A Nazi-looted Matisse painting reportedly will be returned to the heirs of a Paris art dealer by the German man who stashed it in his apartment for decades.
Through his attorneys, Cornelius Gurlitt said this week that he would be returning to heirs all works identified as having been ”stolen or robbed” by the Nazis, according to the German magazine Focus. They apparently include “Sitting Woman,” which belonged to the Paris dealer Paul Rosenberg and for a time was in the possession of Hitler’s chief deputy, Hermann Goering.
Other restitutions from the more than 1,600 artworks found recently in the Munich and Salzburg homes of Gurlitt, 81, are expected to be announced in the coming weeks, but Gurlitt’s court-appointed attorney Christoph Edel said relatively few works would fall into that category.
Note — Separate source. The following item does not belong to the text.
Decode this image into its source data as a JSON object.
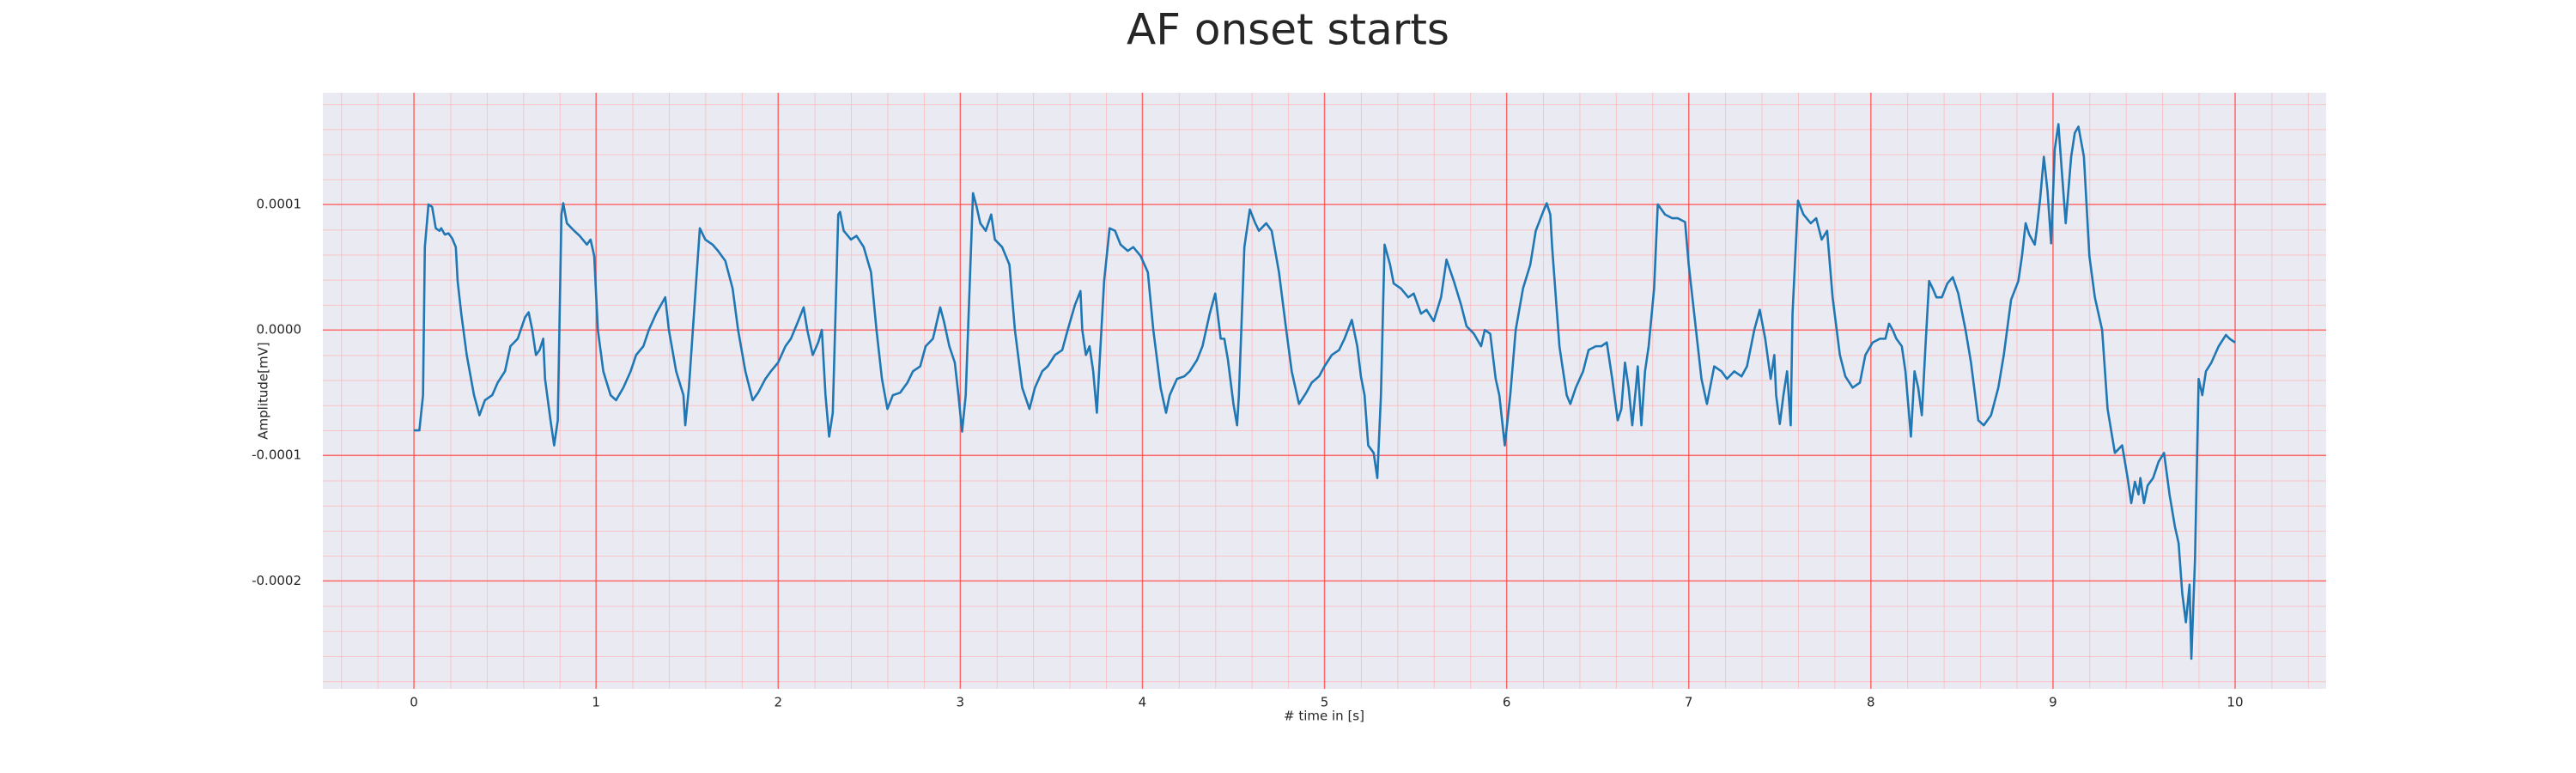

Gurlitt inherited the collection from his father, Hildebrand, who was hired by the Nazis to buy art for its museums, as well as works that were considered “degenerate” that could be sold for profit. Hildebrand Gurlitt made several trips to Paris in the course of his work.
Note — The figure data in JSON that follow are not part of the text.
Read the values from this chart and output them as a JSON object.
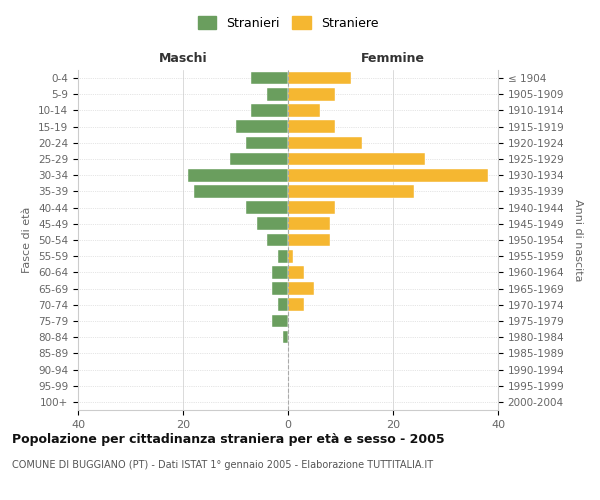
{
  "age_groups": [
    "0-4",
    "5-9",
    "10-14",
    "15-19",
    "20-24",
    "25-29",
    "30-34",
    "35-39",
    "40-44",
    "45-49",
    "50-54",
    "55-59",
    "60-64",
    "65-69",
    "70-74",
    "75-79",
    "80-84",
    "85-89",
    "90-94",
    "95-99",
    "100+"
  ],
  "birth_years": [
    "2000-2004",
    "1995-1999",
    "1990-1994",
    "1985-1989",
    "1980-1984",
    "1975-1979",
    "1970-1974",
    "1965-1969",
    "1960-1964",
    "1955-1959",
    "1950-1954",
    "1945-1949",
    "1940-1944",
    "1935-1939",
    "1930-1934",
    "1925-1929",
    "1920-1924",
    "1915-1919",
    "1910-1914",
    "1905-1909",
    "≤ 1904"
  ],
  "maschi": [
    7,
    4,
    7,
    10,
    8,
    11,
    19,
    18,
    8,
    6,
    4,
    2,
    3,
    3,
    2,
    3,
    1,
    0,
    0,
    0,
    0
  ],
  "femmine": [
    12,
    9,
    6,
    9,
    14,
    26,
    38,
    24,
    9,
    8,
    8,
    1,
    3,
    5,
    3,
    0,
    0,
    0,
    0,
    0,
    0
  ],
  "color_maschi": "#6a9e5e",
  "color_femmine": "#f5b731",
  "title": "Popolazione per cittadinanza straniera per età e sesso - 2005",
  "subtitle": "COMUNE DI BUGGIANO (PT) - Dati ISTAT 1° gennaio 2005 - Elaborazione TUTTITALIA.IT",
  "xlabel_left": "Maschi",
  "xlabel_right": "Femmine",
  "ylabel_left": "Fasce di età",
  "ylabel_right": "Anni di nascita",
  "legend_maschi": "Stranieri",
  "legend_femmine": "Straniere",
  "xlim": 40,
  "background_color": "#ffffff",
  "grid_color": "#cccccc"
}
In 2012, customs agents investigating Cornelius Gurlitt for tax evasion confiscated the Munich stash of some 1,400 works in a story broken last fall by Focus. The Salzburg collection was revealed several months later.
The German government has formed a task force specifically to examine the provenance of works in the Munich collection; the Salzburg collection is being investigated in Austria.
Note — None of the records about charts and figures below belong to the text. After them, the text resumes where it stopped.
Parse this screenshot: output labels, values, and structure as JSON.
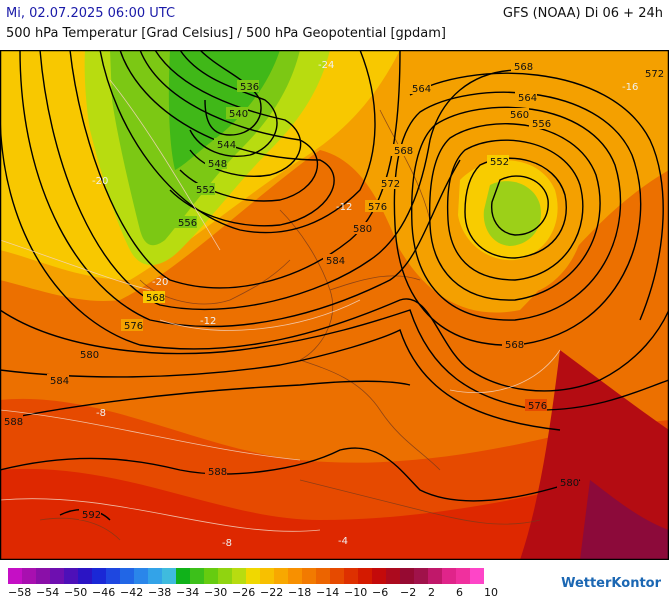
{
  "header": {
    "datetime": "Mi, 02.07.2025 06:00 UTC",
    "model": "GFS (NOAA) Di 06 + 24h",
    "title": "500 hPa Temperatur [Grad Celsius] / 500 hPa Geopotential [gpdam]"
  },
  "contours": [
    {
      "value": "536"
    },
    {
      "value": "540"
    },
    {
      "value": "544"
    },
    {
      "value": "548"
    },
    {
      "value": "552"
    },
    {
      "value": "556"
    },
    {
      "value": "560"
    },
    {
      "value": "564"
    },
    {
      "value": "568"
    },
    {
      "value": "572"
    },
    {
      "value": "576"
    },
    {
      "value": "580"
    },
    {
      "value": "584"
    },
    {
      "value": "588"
    },
    {
      "value": "592"
    }
  ],
  "temp_labels": [
    "-24",
    "-20",
    "-16",
    "-12",
    "-8",
    "-4"
  ],
  "legend": {
    "colors": [
      "#c50fc5",
      "#a80fb0",
      "#8a0fa8",
      "#6e0fb0",
      "#4d10b8",
      "#2b14c4",
      "#1a28d6",
      "#1e47e0",
      "#2166e6",
      "#2a86ea",
      "#33a3e8",
      "#3fbbde",
      "#10b21a",
      "#3cc01a",
      "#66cc10",
      "#90d410",
      "#b8dc10",
      "#f0d800",
      "#f8c000",
      "#f8a800",
      "#f89000",
      "#f27a00",
      "#ec6400",
      "#e64a00",
      "#de3000",
      "#d41a00",
      "#c40a0a",
      "#ac0a1e",
      "#960a32",
      "#a0124a",
      "#c0186a",
      "#e0248a",
      "#f0309e",
      "#fe45c8"
    ],
    "labels": [
      "−58",
      "−54",
      "−50",
      "−46",
      "−42",
      "−38",
      "−34",
      "−30",
      "−26",
      "−22",
      "−18",
      "−14",
      "−10",
      "−6",
      "−2",
      "2",
      "6",
      "10"
    ]
  },
  "brand": "WetterKontor"
}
Meanwhile, Gurlitt launched a website where updates are posted and queries from potential heirs are accepted.
Several years ago, Gurlitt sold a painting by Max Beckmann at auction, sharing the proceeds with a Jewish family who established it was part of their lost inheritance. The fact that Gurlitt had a trove of valuable works of unclear provenance was not revealed at the time.